Однако по тому, какая за этими словами последовала тишина, Анна поняла, что ребенок засыпает, вполне довольный всем; и она, понизив голос, сказала:
— Хорошо. Ну, как ты там?
Молли спросила с наигранной небрежностью:
— Анна, а Томми не у тебя?
— Нет, а с чего ему здесь быть?
— Ну, я просто поинтересовалась… Если бы он узнал, что я волнуюсь, он бы, конечно, вышел из себя.
В течение месяца содержанием сводок новостей из дома Молли, находившегося в полумиле от дома Анны, был один лишь Томми, и никто и ничто, кроме Томми. Который часами сидел в своей комнате, неподвижно, в полном одиночестве и, судя по всему, без единой мысли в голове.
Молли уже сменила тему и теперь, шутливо ворча и жалуясь, давала Анне подробный отчет в том, как накануне она отужинала с каким-то своим бывшим горячим поклонником из Штатов. Анна слушала, различая в голосе подруги нотки подавляемой истерики, и терпеливо ждала завершения рассказа, которое прозвучало так:
— Ну и вот, смотрела я на этого напыщенного хама средних лет, сидящего напротив, и вспоминала, каким он был, — ну, полагаю, и он думал, какая жалость, что Молли так изменилась, — но почему же я всегда так критикую всех и вся? Почему мне никто не нравится по-настоящему? Никогда?
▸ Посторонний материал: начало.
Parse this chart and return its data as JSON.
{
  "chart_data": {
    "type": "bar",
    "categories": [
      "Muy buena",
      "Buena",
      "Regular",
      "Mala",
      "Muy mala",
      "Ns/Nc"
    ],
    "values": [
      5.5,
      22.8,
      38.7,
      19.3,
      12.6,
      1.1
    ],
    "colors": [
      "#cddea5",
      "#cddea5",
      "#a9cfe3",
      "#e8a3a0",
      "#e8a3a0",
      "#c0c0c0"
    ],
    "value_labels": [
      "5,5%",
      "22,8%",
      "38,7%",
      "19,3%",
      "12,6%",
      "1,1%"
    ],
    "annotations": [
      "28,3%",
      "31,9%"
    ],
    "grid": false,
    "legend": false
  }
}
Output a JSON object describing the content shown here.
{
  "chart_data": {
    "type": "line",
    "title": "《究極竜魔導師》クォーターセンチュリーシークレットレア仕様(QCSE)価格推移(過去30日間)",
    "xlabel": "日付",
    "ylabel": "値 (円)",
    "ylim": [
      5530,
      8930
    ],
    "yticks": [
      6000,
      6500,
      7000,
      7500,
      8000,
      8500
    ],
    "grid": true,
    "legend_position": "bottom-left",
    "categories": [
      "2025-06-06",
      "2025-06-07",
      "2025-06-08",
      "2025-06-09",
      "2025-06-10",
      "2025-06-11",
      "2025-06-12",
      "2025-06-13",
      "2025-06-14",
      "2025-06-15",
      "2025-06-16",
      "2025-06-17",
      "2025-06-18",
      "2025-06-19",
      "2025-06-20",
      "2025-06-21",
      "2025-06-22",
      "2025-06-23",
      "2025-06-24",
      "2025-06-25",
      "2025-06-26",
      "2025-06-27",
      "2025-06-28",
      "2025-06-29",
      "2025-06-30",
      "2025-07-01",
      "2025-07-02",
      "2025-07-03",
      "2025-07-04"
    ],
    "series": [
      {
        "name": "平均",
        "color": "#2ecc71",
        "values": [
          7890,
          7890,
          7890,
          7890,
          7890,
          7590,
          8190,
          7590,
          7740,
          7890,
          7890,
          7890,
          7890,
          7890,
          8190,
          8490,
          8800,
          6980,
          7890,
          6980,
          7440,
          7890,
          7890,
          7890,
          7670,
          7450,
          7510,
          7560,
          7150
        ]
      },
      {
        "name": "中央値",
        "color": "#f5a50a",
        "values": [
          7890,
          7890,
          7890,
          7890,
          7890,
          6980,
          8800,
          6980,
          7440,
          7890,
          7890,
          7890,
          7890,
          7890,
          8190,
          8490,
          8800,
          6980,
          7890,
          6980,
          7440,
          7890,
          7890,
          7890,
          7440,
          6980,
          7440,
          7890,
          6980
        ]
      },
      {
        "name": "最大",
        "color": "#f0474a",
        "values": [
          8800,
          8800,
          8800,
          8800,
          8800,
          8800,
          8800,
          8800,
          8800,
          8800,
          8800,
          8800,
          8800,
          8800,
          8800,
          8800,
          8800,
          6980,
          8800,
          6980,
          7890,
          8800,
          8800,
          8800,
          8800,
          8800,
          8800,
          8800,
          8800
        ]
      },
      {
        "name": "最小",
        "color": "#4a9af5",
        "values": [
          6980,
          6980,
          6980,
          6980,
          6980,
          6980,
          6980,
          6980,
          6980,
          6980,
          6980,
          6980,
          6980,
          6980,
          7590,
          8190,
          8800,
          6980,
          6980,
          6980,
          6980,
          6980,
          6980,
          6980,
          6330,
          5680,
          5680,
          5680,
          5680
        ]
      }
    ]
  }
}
И дело даже не в том, что нынешние варианты ни в коей мере не могут сравниться с прекрасным опытом из прошлого, потому что и раньше, в прошлом, я не помню такого случая, когда бы я себе сказала: «Вот, это — оно». Но я же много лет с печалью, с ностальгией вспоминала Сэма как лучшего из всей толпы, и даже не могла понять, зачем же я, такая дура, его тогда отвергла, а сегодня я вспоминала, как сильно он утомлял меня уже тогда. А что ты будешь делать, когда Дженет уснет? Идешь куда-нибудь?
— Нет. Я буду дома.
— Мне пора нестись в театр. Я уже и так опаздываю. Анна, позвони, пожалуйста, сюда примерно через часик, под каким-нибудь предлогом, проведай Томми.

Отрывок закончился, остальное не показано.